Athletes should speak their mind like all Americans | Hurt
“ARE WE BALL PLAYERS OR WE HUMAN?” — Jaylen Waddle on Twitter
Last November, the President of the United States attended a football game at Bryant-Denny Stadium. There was nothing wrong with that. Some people grumbled because of the traffic tie-ups. Some people grumbled because they don’t like Donald Trump or his policies Others cheered long and loud when President Trump was introduced. There was a bit of counter-protesting, moved well off the University of Alabama campus, but the only casualty was an unflattering Baby Trump balloon that was slashed by a Trump supporter.
There was nothing intrinsically wrong with the visit, though. Presidents travel, they make appearances. But it was, without question, political There is no definition of the word “political” that does not fit. The President and his entourage were not in Tuscaloosa to grab a slab of ribs, or even to watch an entire football game. The visit was for Trump to visit friendly territory, get a photo opportunity and a cheering crowd and to hobnob a bit with some highly-placed Alabama Republicans. All that is well and good.

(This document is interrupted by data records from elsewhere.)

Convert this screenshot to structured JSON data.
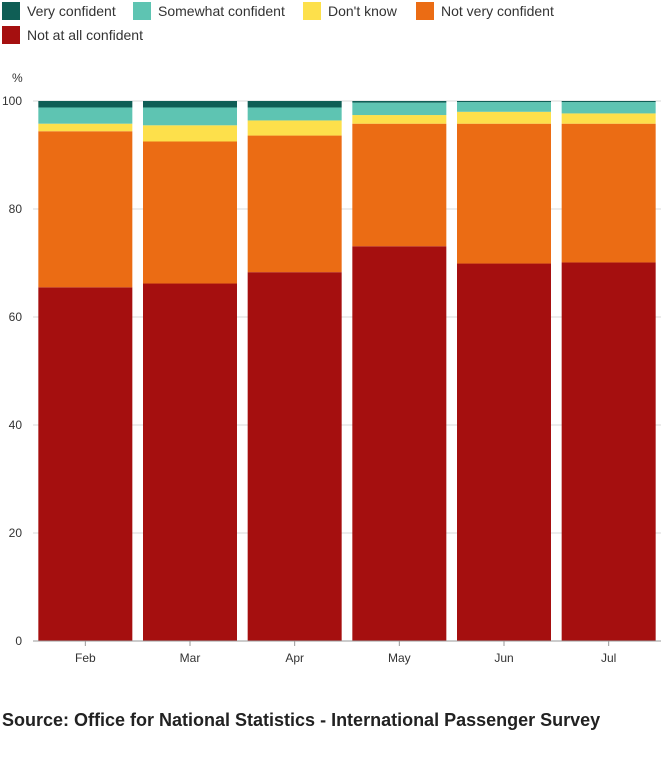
{
  "chart_data": {
    "type": "bar",
    "stacked": true,
    "title": "",
    "ylabel": "%",
    "xlabel": "",
    "ylim": [
      0,
      100
    ],
    "yticks": [
      0,
      20,
      40,
      60,
      80,
      100
    ],
    "categories": [
      "Feb",
      "Mar",
      "Apr",
      "May",
      "Jun",
      "Jul"
    ],
    "legend_position": "top",
    "series": [
      {
        "name": "Not at all confident",
        "color": "#a50f0f",
        "values": [
          65.5,
          66.2,
          68.3,
          73.1,
          69.9,
          70.1
        ]
      },
      {
        "name": "Not very confident",
        "color": "#eb6c14",
        "values": [
          28.9,
          26.3,
          25.3,
          22.7,
          25.9,
          25.7
        ]
      },
      {
        "name": "Don't know",
        "color": "#fde04b",
        "values": [
          1.4,
          3.0,
          2.8,
          1.6,
          2.2,
          1.9
        ]
      },
      {
        "name": "Somewhat confident",
        "color": "#5ec4b2",
        "values": [
          3.0,
          3.3,
          2.4,
          2.3,
          1.8,
          2.1
        ]
      },
      {
        "name": "Very confident",
        "color": "#0f5e55",
        "values": [
          1.2,
          1.2,
          1.2,
          0.3,
          0.2,
          0.2
        ]
      }
    ]
  },
  "legend": [
    {
      "label": "Very confident",
      "color": "#0f5e55"
    },
    {
      "label": "Somewhat confident",
      "color": "#5ec4b2"
    },
    {
      "label": "Don't know",
      "color": "#fde04b"
    },
    {
      "label": "Not very confident",
      "color": "#eb6c14"
    },
    {
      "label": "Not at all confident",
      "color": "#a50f0f"
    }
  ],
  "source": "Source: Office for National Statistics - International Passenger Survey"
}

What I don’t understand is the idea that the Alabama football players who have chosen to march in support of racial equality are somehow making Alabama football “political.”
Football has always been political. It probably always will be. So is attending college. So when the players, with various backgrounds, from across the racial spectrum, move from the steps of Coleman Coliseum, where Wendell Hudson became the school’s first Black athlete 50 years ago, to the schoolhouse door at Foster Auditorium where George Wallace stood to defend segregation, they are not walking on apolitical ground. No such ground exists in America, not in Alabama, not in California, not in Mississippi, not in New York. Nothing in the public arena suddenly “becomes” political.
The ball players have a right to speak because, to answer Waddle’s question, they are also human. They don’t have to keep their mouth shut or their eyes closed simply because they play a game on Saturdays.
Frankly, I think most people accept that fact and the atmosphere around their speech and symbolism on Monday will be received positively, for the most part. That doesn’t mean that everyone has to agree with what they say, just as not everyone at the Alabama-LSU game in November had to agree with Donald Trump on everything.
I am not preaching any ideology other than free speech. If you think that the protesting athletes are wrong or misguided or ill-informed, then dissent. Organize a peaceful counter-protest if you want. Speak up, respectfully. That’s the way things are supposed to work in America. And if you find the notion of a peaceful, health-conscious protest (masks and distancing need to be in effect) is so reprehensible to you in August, then find another avenue for entertainment in the fall.
The answer to Jaylen Waddle’s question is “both.” Not just a ball player, as if he were designed like a computer-generated image, to entertain without thinking. A ball player and a human. And one who, like every teammate, every fan and every American, should be free to speak his or her mind.